17 Ook stonden er mannen op, van de oudsten des lands, en spraken tot de ganse gemeente des volks, zeggende:
Abanye babadala baselizweni basondela phambili bakhuluma kulolonke ibandla labantu bathi,
18 Micha, de Morastiet, heeft in de dagen van Hizkia, koning van Juda, geprofeteerd, en tot al het volk van Juda gesproken, zeggende: Zo zegt de HEERE des heirscharen: Sion zal als een akker geploegd, en Jeruzalem tot steen hopen worden, en de berg dezes huizes tot hoogten des wouds.
“UMikha waseMoreshethi waphrofitha ensukwini zikaHezekhiya inkosi yakoJuda. Wabatshela bonke abantu bakoJuda wathi, ‘UThixo uSomandla uthi: IZiyoni izalinywa njengensimu, iJerusalema izakuba yinqwaba yemfucuza, intaba yethempeli ibe yindunduma eyande izixukwana.’
19 Hebben ook Hizkia, de koning van Juda, en gans Juda hem ooit gedood? Vreesde hij niet den HEERE, en smeekte des HEEREN aangezicht, zodat het den HEERE berouwde over het kwaad, dat Hij tegen hen gesproken had? Wij dan doen een groot kwaad tegen onze zielen.
Kanje uHezekhiya inkosi yakoJuda loba omunye umuntu nje wakoJuda wambulala na? UHezekhiya kamesabanga yini uThixo wacela umusa kuye? UThixo kadedanga wayekela ukubehlisela umonakalo ayewumemezele kubo na? Sekuseduze ukuthi sizehlisele umonakalo owesabekayo phezu kwethu!”
20 Er was ook een man, die in den Naam des HEEREN profeteerde, Uria, de zoon van Semaja, van Kirjath-Jearim; die profeteerde tegen deze stad en tegen dit land, naar al de woorden van Jeremia.
(U-Uriya indodana kaShemaya owaseKhiriyathi-Jeyarimi ungomunye umuntu owaphrofetha ngebizo likaThixo: waphrofitha izinto ezinjalo ngedolobho leli langelizwe leli njengoJeremiya.
21 En als de koning Jojakim, mitsgaders al zijn geweldigen, en al de vorsten zijn woorden hoorden, zocht de koning hem te doden; als Uria dat hoorde, zo vreesde hij, en vluchtte, en kwam in Egypte;
Kwathi inkosi uJehoyakhimi lezinduna zakhe kanye lezikhulu zakhe besizwa amazwi akhe, bafuna ukumbulala. Kodwa u-Uriya wakuzwa lokho wasebalekela eGibhithe esesaba.

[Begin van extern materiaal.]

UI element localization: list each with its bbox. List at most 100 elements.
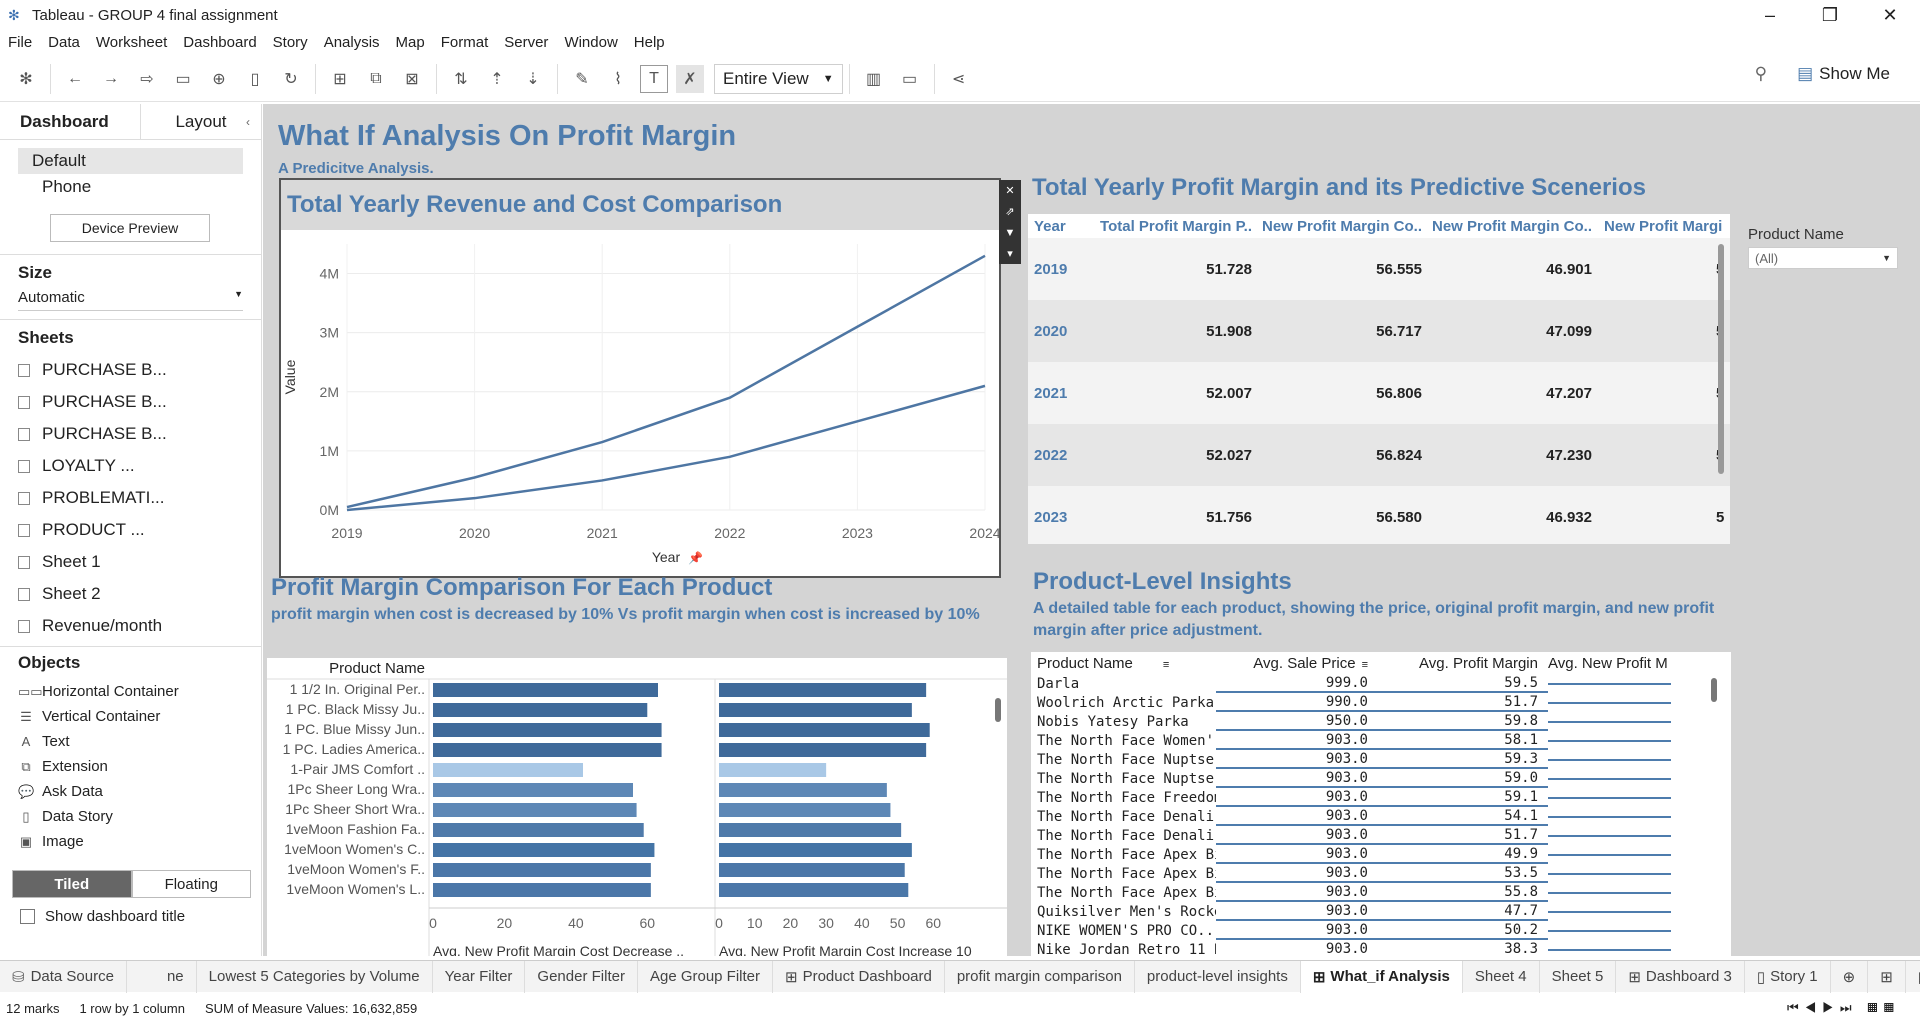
object-text[interactable]: A Text — [18, 729, 243, 754]
sheet-item[interactable]: Revenue/month — [18, 610, 243, 642]
save-icon[interactable]: ▭ — [175, 70, 191, 88]
tab-dashboard-active[interactable]: ⊞ What_if Analysis — [1300, 960, 1463, 993]
col-header-product[interactable]: Product Name ≡ — [1031, 655, 1216, 672]
restore-icon[interactable]: ❐ — [1821, 4, 1839, 25]
new-datasource-icon[interactable]: ⊕ — [212, 70, 226, 88]
tab-sheet[interactable]: Lowest 5 Categories by Volume — [197, 960, 433, 993]
tab-sheet[interactable]: Year Filter — [433, 960, 526, 993]
menu-data[interactable]: Data — [48, 33, 80, 51]
table-row[interactable]: The North Face Apex Bio..903.055.8 — [1031, 883, 1731, 902]
col-header[interactable]: New Profit Margin Co.. — [1261, 217, 1422, 235]
new-story-icon[interactable]: ▤ — [1906, 961, 1920, 993]
vertical-scrollbar[interactable] — [1711, 678, 1717, 702]
duplicate-icon[interactable]: ⧉ — [370, 69, 382, 87]
menu-worksheet[interactable]: Worksheet — [95, 33, 168, 51]
tiled-toggle[interactable]: Tiled — [12, 870, 132, 898]
col-header-new-margin[interactable]: Avg. New Profit M — [1548, 654, 1668, 672]
table-row[interactable]: The North Face Nuptse 2..903.059.3 — [1031, 750, 1731, 769]
tab-dashboard[interactable]: ⊞ Product Dashboard — [773, 960, 945, 993]
menu-story[interactable]: Story — [272, 33, 308, 51]
menu-file[interactable]: File — [8, 33, 33, 51]
new-worksheet-icon[interactable]: ⊕ — [1831, 960, 1869, 993]
tab-sheet[interactable]: Sheet 4 — [1463, 960, 1540, 993]
product-level-table[interactable]: Product Name ≡ Avg. Sale Price ≡ Avg. Prof… — [1031, 652, 1731, 956]
filter-icon[interactable]: ▼ — [1004, 226, 1016, 239]
menu-format[interactable]: Format — [440, 33, 489, 51]
group-icon[interactable]: ⌇ — [614, 70, 622, 88]
show-cards-icon[interactable]: ▥ — [866, 70, 882, 88]
sheet-item[interactable]: PROBLEMATI... — [18, 482, 243, 514]
menu-dashboard[interactable]: Dashboard — [183, 33, 257, 51]
pause-updates-icon[interactable]: ▯ — [250, 70, 260, 88]
sort-icon[interactable]: ≡ — [1361, 658, 1368, 671]
table-row[interactable]: Darla 999.0 59.5 — [1031, 674, 1731, 693]
object-vertical-container[interactable]: ☰ Vertical Container — [18, 704, 243, 729]
highlight-icon[interactable]: ✎ — [575, 70, 589, 88]
new-dashboard-icon[interactable]: ⊞ — [1868, 960, 1906, 993]
sort-asc-icon[interactable]: ⇡ — [490, 70, 504, 88]
table-row[interactable]: 2022 52.027 56.824 47.230 5 — [1028, 424, 1730, 486]
table-row[interactable]: The North Face Apex Bio..903.049.9 — [1031, 845, 1731, 864]
show-labels-icon[interactable]: T — [640, 64, 668, 93]
menu-map[interactable]: Map — [395, 33, 425, 51]
table-row[interactable]: Woolrich Arctic Parka DF990.051.7 — [1031, 693, 1731, 712]
redo-icon[interactable]: → — [103, 69, 119, 87]
object-image[interactable]: ▣ Image — [18, 829, 243, 854]
table-row[interactable]: The North Face Women'.. 903.0 58.1 — [1031, 731, 1731, 750]
device-default[interactable]: Default — [18, 148, 243, 174]
device-phone[interactable]: Phone — [42, 177, 92, 196]
menu-window[interactable]: Window — [564, 33, 618, 51]
table-row[interactable]: 2020 51.908 56.717 47.099 5 — [1028, 300, 1730, 362]
tableau-home-icon[interactable]: ✻ — [19, 70, 33, 88]
page-nav-icon[interactable]: ⏮◀▶⏭ ▦▦ — [1786, 1000, 1900, 1015]
tab-data-source[interactable]: ⛁ Data Source — [0, 960, 127, 993]
close-icon[interactable]: ✕ — [1882, 4, 1898, 25]
tab-sheet[interactable]: profit margin comparison — [945, 960, 1135, 993]
tab-dashboard[interactable]: Dashboard — [0, 104, 140, 139]
format-painter-icon[interactable]: ⚲ — [1754, 64, 1768, 83]
floating-toggle[interactable]: Floating — [131, 870, 251, 898]
more-options-icon[interactable]: ▾ — [1007, 247, 1013, 260]
tab-story[interactable]: ▯ Story 1 — [1745, 960, 1831, 993]
tab-sheet[interactable]: Age Group Filter — [638, 960, 774, 993]
show-me-button[interactable]: ⚲ ▤ Show Me — [1755, 64, 1890, 84]
col-header[interactable]: Total Profit Margin P.. — [1100, 217, 1252, 235]
object-ask-data[interactable]: 💬 Ask Data — [18, 779, 243, 804]
replay-icon[interactable]: ⇨ — [140, 70, 154, 88]
table-row[interactable]: Quiksilver Men's Rockef..903.047.7 — [1031, 902, 1731, 921]
table-row[interactable]: 2021 52.007 56.806 47.207 5 — [1028, 362, 1730, 424]
vertical-scrollbar[interactable] — [1718, 244, 1724, 474]
sheet-item[interactable]: LOYALTY ... — [18, 450, 243, 482]
minimize-icon[interactable]: – — [1764, 4, 1775, 25]
table-row[interactable]: 2019 51.728 56.555 46.901 5 — [1028, 238, 1730, 300]
table-row[interactable]: Nike Jordan Retro 11 Br..903.038.3 — [1031, 940, 1731, 956]
table-row[interactable]: NIKE WOMEN'S PRO CO.. 903.0 50.2 — [1031, 921, 1731, 940]
table-row[interactable]: The North Face Denali D..903.051.7 — [1031, 826, 1731, 845]
table-row[interactable]: The North Face Nuptse 2..903.059.0 — [1031, 769, 1731, 788]
table-row[interactable]: Nobis Yatesy Parka 950.0 59.8 — [1031, 712, 1731, 731]
table-row[interactable]: 2023 51.756 56.580 46.932 5 — [1028, 486, 1730, 544]
tab-sheet[interactable]: Gender Filter — [525, 960, 638, 993]
sheet-item[interactable]: Sheet 1 — [18, 546, 243, 578]
sheet-item[interactable]: PURCHASE B... — [18, 354, 243, 386]
table-row[interactable]: The North Face Denali D..903.054.1 — [1031, 807, 1731, 826]
device-preview-button[interactable]: Device Preview — [50, 214, 210, 242]
tab-dashboard[interactable]: ⊞ Dashboard 3 — [1616, 960, 1745, 993]
menu-analysis[interactable]: Analysis — [323, 33, 380, 51]
swap-icon[interactable]: ⇅ — [454, 70, 468, 88]
col-header[interactable]: New Profit Margin Co.. — [1431, 217, 1592, 235]
share-icon[interactable]: ⋖ — [951, 70, 966, 88]
tab-layout[interactable]: Layout ‹ — [140, 104, 261, 139]
col-header-year[interactable]: Year — [1034, 217, 1066, 235]
menu-server[interactable]: Server — [504, 33, 549, 51]
undo-icon[interactable]: ← — [67, 69, 83, 87]
sort-icon[interactable]: ≡ — [1162, 658, 1170, 671]
object-extension[interactable]: ⧉ Extension — [18, 754, 243, 779]
revenue-cost-line-chart[interactable]: Total Yearly Revenue and Cost Comparison… — [279, 178, 1021, 578]
profit-margin-table[interactable]: Year Total Profit Margin P.. New Profit … — [1028, 214, 1730, 544]
col-header-margin[interactable]: Avg. Profit Margin — [1419, 654, 1538, 672]
menu-help[interactable]: Help — [633, 33, 665, 51]
clear-sheet-icon[interactable]: ⊠ — [405, 70, 419, 88]
size-dropdown[interactable]: Automatic ▼ — [18, 289, 243, 311]
profit-margin-bar-chart[interactable]: Product Name 1 1/2 In. Original Per.. 1 PC… — [267, 658, 1007, 959]
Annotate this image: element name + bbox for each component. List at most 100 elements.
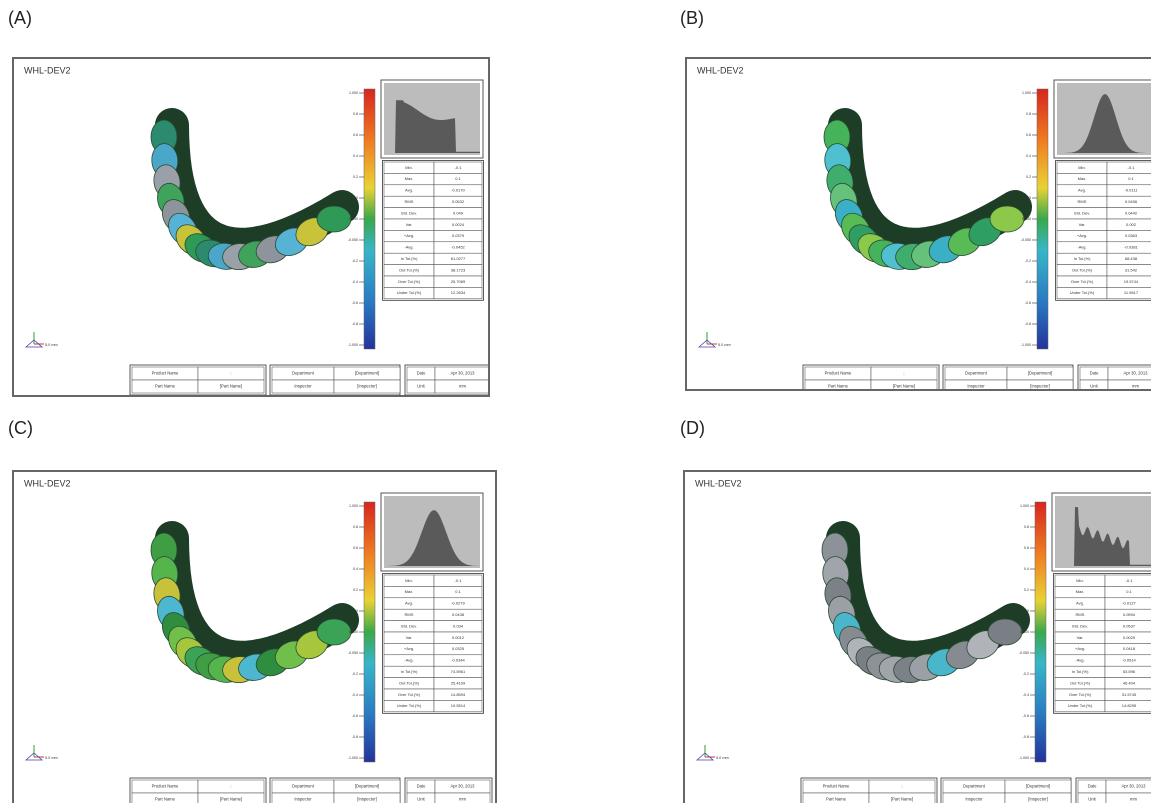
scale-tick-label: -0.6 <box>352 301 358 305</box>
viewport: WHL-DEV2 1.000 0.8 0.6 0.4 0.2 0.050 0.000 -0.05… <box>24 65 488 395</box>
stats-name: Over Tol.(%) <box>398 279 421 284</box>
scale-tick-label: -0.050 <box>1019 651 1029 655</box>
stats-value: 25.7089 <box>451 279 466 284</box>
stats-value: 0.0379 <box>452 233 465 238</box>
scale-tick-label: -0.4 <box>352 693 358 697</box>
info-text: [Department] <box>355 784 379 789</box>
stats-name: Min. <box>1078 165 1086 170</box>
color-bar <box>363 88 376 350</box>
stats-value: 10.5514 <box>451 703 466 708</box>
stats-name: Over Tol.(%) <box>1071 279 1094 284</box>
scale-tick-label: 1.000 <box>1022 91 1031 95</box>
scale-tick-label: -1.000 <box>348 343 358 347</box>
info-text: [Part Name] <box>893 384 915 389</box>
stats-value: 0.0012 <box>452 635 465 640</box>
scale-tick-label: -0.050 <box>1021 238 1031 242</box>
histogram <box>1057 94 1151 153</box>
color-bar <box>1036 88 1049 350</box>
info-text: Product Name <box>152 371 179 376</box>
scale-tick-label: 0.8 <box>1024 525 1029 529</box>
info-text: [Inspector] <box>357 384 377 389</box>
panel-label: (B) <box>680 8 704 28</box>
stats-value: 31.542 <box>1125 267 1138 272</box>
stats-name: Var. <box>406 222 413 227</box>
scale-tick-label: 1.000 <box>349 91 358 95</box>
info-text: Date <box>417 784 427 789</box>
info-text: mm <box>459 384 466 389</box>
stats-name: Var. <box>1077 635 1084 640</box>
info-cell <box>197 379 265 394</box>
scale-tick-label: 0.000 <box>349 630 358 634</box>
stats-value: 0.0418 <box>1123 646 1136 651</box>
scale-tick-label: 0.4 <box>353 154 358 158</box>
scale-tick-label: -0.8 <box>1025 322 1031 326</box>
stats-name: Out Tol.(%) <box>399 680 420 685</box>
stats-value: 0.0029 <box>1123 635 1136 640</box>
stats-value: 31.5745 <box>1122 692 1137 697</box>
stats-name: Var. <box>406 635 413 640</box>
viewport: WHL-DEV2 1.000 0.8 0.6 0.4 0.2 0.050 0.000 -0.05… <box>24 478 493 803</box>
scale-tick-label: 0.050 <box>1022 196 1031 200</box>
stats-name: RMS <box>405 199 414 204</box>
stats-value: -0.0111 <box>1125 188 1139 193</box>
stats-name: RMS <box>1078 199 1087 204</box>
scale-tick-label: -0.6 <box>1025 301 1031 305</box>
axis-z <box>24 752 44 761</box>
scale-tick-label: -0.050 <box>348 238 358 242</box>
stats-name: Under Tol.(%) <box>397 290 422 295</box>
stats-name: Min. <box>405 165 413 170</box>
scale-tick-label: 0.4 <box>1024 567 1029 571</box>
panel-screenshot: WHL-DEV2 1.000 0.8 0.6 0.4 0.2 0.050 0.000 -0.05… <box>12 470 497 803</box>
stats-value: 53.596 <box>1123 669 1136 674</box>
info-text: Product Name <box>823 784 850 789</box>
scale-tick-label: 0.050 <box>349 609 358 613</box>
stats-value: 0.0024 <box>452 222 465 227</box>
stats-name: RMS <box>1076 612 1085 617</box>
info-cell <box>1105 792 1151 803</box>
info-text: mm <box>1132 384 1139 389</box>
stats-value: 0.0594 <box>1123 612 1136 617</box>
stats-value: 0.034 <box>453 623 464 628</box>
panel-label: (C) <box>8 418 33 438</box>
scale-tick-label: 1.000 <box>349 504 358 508</box>
info-text: Part Name <box>828 384 849 389</box>
info-text: Department <box>292 371 315 376</box>
stats-name: Under Tol.(%) <box>397 703 422 708</box>
info-text: : <box>903 371 904 376</box>
scale-tick-label: 0.000 <box>349 217 358 221</box>
axis-z <box>24 339 44 348</box>
stats-value: 19.5744 <box>1124 279 1139 284</box>
stats-name: Max. <box>1076 589 1085 594</box>
stats-value: 0.0532 <box>452 199 465 204</box>
stats-value: -0.0279 <box>451 601 465 606</box>
stats-name: Max. <box>1078 176 1087 181</box>
stats-name: Min. <box>405 578 413 583</box>
info-text: [Part Name] <box>220 384 242 389</box>
info-text: Part Name <box>155 384 176 389</box>
info-text: Inspector <box>965 797 983 802</box>
scale-tick-label: 0.4 <box>353 567 358 571</box>
stats-value: 12.2634 <box>451 290 466 295</box>
stats-value: -0.1 <box>1128 165 1136 170</box>
info-cell <box>197 792 265 803</box>
info-cell <box>870 379 938 389</box>
info-text: Date <box>1090 371 1100 376</box>
stats-value: 0.002 <box>1126 222 1137 227</box>
stats-value: -0.0514 <box>1122 658 1136 663</box>
scale-tick-label: 0.000 <box>1022 217 1031 221</box>
scale-tick-label: -1.000 <box>1019 756 1029 760</box>
stats-value: 0.0442 <box>1125 210 1138 215</box>
scale-tick-label: -0.8 <box>1023 735 1029 739</box>
stats-name: +Avg. <box>1075 646 1085 651</box>
scale-tick-label: 0.6 <box>353 546 358 550</box>
stats-name: Std. Dev. <box>1074 210 1090 215</box>
window-title: WHL-DEV2 <box>695 478 742 488</box>
stats-value: -0.0344 <box>451 658 465 663</box>
info-cell <box>868 792 936 803</box>
stats-name: -Avg. <box>1075 658 1084 663</box>
stats-value: 25.4109 <box>451 680 466 685</box>
stats-name: Over Tol.(%) <box>398 692 421 697</box>
scale-tick-label: 0.2 <box>353 588 358 592</box>
color-bar <box>363 501 376 763</box>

22 Maar de koning Jojakim zond mannen naar Egypte, Elnathan, den zoon van Achbor, en andere mannen met hem, in Egypte;
UJehoyakhimi inkosi, wathuma u-Elinathani indodana ka-Akhibhori lamanye amadoda eGibhithe.
23 Die voerden Uria uit Egypte, en brachten hem tot den koning Jojakim, en hij sloeg hem met het zwaard, en hij wierp zijn dood lichaam in de graven van de kinderen des volks.
Bamthatha u-Uriya eGibhithe bamusa kuJehoyakhimi inkosi wambulala ngenkemba isidumbu sakhe saphoselwa endaweni yokungcwabela abantukazana.)
24 Maar de hand van Ahikam, den zoon van Safan, was met Jeremia, dat men hem niet overgaf in de hand des volk, om hem te doden.
Phezu kwalokho, u-Ahikhami indodana kaShafani wasekela uJeremiya, ngakho kanikezwanga ebantwini ukuba bambulale.